Dr Christine Smith is the private practice representative for the Orthodontic Society of Ireland, as well as being a specialist orthodontist at Navan Orthodontics in Co Meath. She explains that the biggest shift in orthodontics in the last 20 years has been the development of gentle, flexible wires for use in conventional braces or train tracks, and the arrival of clear aligners such as Invisalign. “Both of these advances make orthodontic treatment a far more comfortable and rewarding experience,” Smith says.

Technology and digital software have also allowed for better communication with patients. “Photographs and X-rays can be viewed immediately, and 3D scans of your teeth can be done in minutes. All this helps with patient education and their understanding of their teeth and bite, and what treatment can be done to correct it,” she explains.

Unsurprisingly, the increasing variety of treatment options has made the job of the orthodontist more complex, she adds; key to this is diagnosis and treatment planning which stems from a full face-to-face clinical examination with the patient and careful analysis of digital scans, photographs and X-rays.

“It should be said that whether it be braces on the inside or outside of your teeth or aligners, these systems are only as good as the orthodontist using them,” Smith notes.

Echoing her colleagues, Smith says compliance is key when it comes to getting better results. “Obviously, the communication between the orthodontist and patient lays the foundation for any course of treatment. This is especially the case when the patient realises that a quick fix is not likely to leave them satisfied with their smile and their end result.” This is where technology such as treatment simulations can be a “remarkable visual tool”, she adds. “This allows the patient to see a virtual simulation of their predicted outcomes.”

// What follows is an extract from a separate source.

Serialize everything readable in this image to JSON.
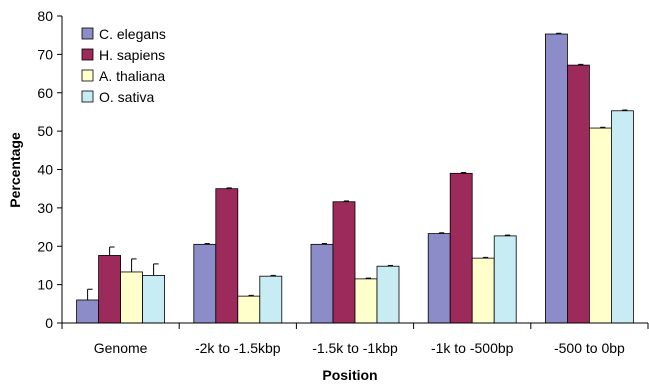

Although Scott dislikes the word “compliance”, she agrees that highly motivated patients get the best results. “We get our best outcomes from our best patients.” She studied at the RCSI Centre for Positive Psychology and Health last year to learn how to have better conversations with patients to improve treatment outcomes and health. “This will be the next big area of growth, using technology to support self-management before, during and after treatment.”

Teenagers and apps

This is critical, says orthodontist Dr Finn Geoghegan of Specialist Orthodontic Practice in Glenageary in south Co Dublin. Geoghegan uses an innovative system called dental monitoring, which employs AI to deliver a regular progress report to both orthodontist and patient. Patients use a special app to send in photographs of their teeth allowing for remote monitoring and fewer visits to the orthodontist for busy teenagers (or adults).

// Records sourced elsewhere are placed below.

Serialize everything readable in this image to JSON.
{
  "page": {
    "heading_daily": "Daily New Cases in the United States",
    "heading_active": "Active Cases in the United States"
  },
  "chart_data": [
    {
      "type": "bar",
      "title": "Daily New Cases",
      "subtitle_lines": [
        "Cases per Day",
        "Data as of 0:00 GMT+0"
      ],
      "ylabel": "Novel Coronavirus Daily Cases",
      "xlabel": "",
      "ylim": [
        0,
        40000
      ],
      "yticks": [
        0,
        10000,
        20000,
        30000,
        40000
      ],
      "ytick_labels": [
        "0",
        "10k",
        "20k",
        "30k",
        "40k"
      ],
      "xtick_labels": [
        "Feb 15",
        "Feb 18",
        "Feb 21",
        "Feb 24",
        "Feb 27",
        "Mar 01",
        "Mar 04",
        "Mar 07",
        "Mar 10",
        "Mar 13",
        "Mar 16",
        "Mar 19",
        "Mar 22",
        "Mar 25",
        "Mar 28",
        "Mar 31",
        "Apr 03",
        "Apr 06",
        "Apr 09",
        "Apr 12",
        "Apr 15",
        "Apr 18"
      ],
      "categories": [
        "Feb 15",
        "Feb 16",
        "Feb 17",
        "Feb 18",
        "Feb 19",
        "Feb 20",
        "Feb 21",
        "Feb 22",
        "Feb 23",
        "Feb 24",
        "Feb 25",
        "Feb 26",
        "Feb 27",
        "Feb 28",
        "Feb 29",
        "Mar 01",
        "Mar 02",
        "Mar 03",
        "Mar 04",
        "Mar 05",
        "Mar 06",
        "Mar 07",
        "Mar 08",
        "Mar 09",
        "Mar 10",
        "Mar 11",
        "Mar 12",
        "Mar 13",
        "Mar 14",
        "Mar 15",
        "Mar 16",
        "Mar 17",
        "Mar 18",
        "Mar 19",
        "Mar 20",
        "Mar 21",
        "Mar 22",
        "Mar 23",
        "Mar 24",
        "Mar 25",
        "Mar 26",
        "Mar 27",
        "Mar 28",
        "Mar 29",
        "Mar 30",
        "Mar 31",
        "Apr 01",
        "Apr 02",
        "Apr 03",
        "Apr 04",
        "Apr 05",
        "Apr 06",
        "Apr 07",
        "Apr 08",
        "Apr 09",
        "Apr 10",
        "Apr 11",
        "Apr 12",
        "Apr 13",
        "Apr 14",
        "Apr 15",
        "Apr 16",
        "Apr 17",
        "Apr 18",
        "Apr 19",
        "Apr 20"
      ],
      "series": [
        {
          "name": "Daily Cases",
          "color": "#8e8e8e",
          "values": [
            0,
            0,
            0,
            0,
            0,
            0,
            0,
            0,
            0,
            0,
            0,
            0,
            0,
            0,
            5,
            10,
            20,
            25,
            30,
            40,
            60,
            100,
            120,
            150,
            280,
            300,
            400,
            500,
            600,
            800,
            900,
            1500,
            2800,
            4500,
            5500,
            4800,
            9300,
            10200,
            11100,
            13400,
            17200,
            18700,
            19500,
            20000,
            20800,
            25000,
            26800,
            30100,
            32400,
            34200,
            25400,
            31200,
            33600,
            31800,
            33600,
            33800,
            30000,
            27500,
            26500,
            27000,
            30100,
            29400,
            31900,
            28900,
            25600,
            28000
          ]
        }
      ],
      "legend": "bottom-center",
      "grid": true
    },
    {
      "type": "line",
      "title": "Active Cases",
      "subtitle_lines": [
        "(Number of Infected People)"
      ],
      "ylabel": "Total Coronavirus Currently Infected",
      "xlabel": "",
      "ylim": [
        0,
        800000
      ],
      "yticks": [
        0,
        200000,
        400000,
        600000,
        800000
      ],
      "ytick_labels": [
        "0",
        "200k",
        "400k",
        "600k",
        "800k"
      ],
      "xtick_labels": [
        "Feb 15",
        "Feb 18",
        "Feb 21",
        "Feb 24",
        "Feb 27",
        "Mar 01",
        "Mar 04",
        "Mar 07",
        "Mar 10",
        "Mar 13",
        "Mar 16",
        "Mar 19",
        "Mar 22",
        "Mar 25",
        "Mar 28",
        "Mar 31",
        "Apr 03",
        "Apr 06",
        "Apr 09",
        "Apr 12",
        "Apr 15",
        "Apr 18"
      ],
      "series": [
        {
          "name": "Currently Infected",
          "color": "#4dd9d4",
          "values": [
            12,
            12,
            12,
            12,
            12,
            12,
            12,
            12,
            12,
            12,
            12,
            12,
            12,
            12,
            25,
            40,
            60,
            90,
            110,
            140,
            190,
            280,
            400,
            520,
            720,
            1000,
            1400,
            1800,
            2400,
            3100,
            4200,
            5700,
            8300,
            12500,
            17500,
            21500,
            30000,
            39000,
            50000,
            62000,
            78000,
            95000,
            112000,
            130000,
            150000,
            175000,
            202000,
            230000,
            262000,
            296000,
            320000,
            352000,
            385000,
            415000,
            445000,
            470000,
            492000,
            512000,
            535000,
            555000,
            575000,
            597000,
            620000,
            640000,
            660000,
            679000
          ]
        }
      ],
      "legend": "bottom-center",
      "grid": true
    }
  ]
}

“The reality is that you are dealing with a very tech-savvy generation for whom this fits into their everyday lives. These methods are familiar to them from how their lives have changed,” Geoghegan says.

With patients more likely to comply with orthodontic treatment as a result, this means brighter smiles all round. “It promotes greater engagement from the patient’s point of view, and a lot of our treatment is based on their motivations. If they are 12 or 13, and they can see how their smile is developing on their phone, they can track their progress and see how things are getting better and they will keep going.”

It works both ways, he adds; “Reviewing your patient virtually means you can see what level of priority they need. If I see things aren’t going great, I can bring them in.”

Geoghegan says that while members of the profession – and the public – may have initially been dubious about technology-driven orthodontic practices, it is swiftly becoming the norm. “What this artificial intelligence is doing is enhancing what your orthodontist can offer, not replacing it. The core skills of the specialist orthodontist are still the same.”

Technology has undoubtedly enhanced orthodontic practice, but Scott stresses that the appliance has not supplanted the orthodontist in the delivery of high-quality orthodontic outcomes. “Orthodontists understand the biology of tooth movement and how long treatment takes depends on this movement. Suggesting a device is quicker or simpler than ‘traditional’ treatment is often just persuasive marketing,” she warns.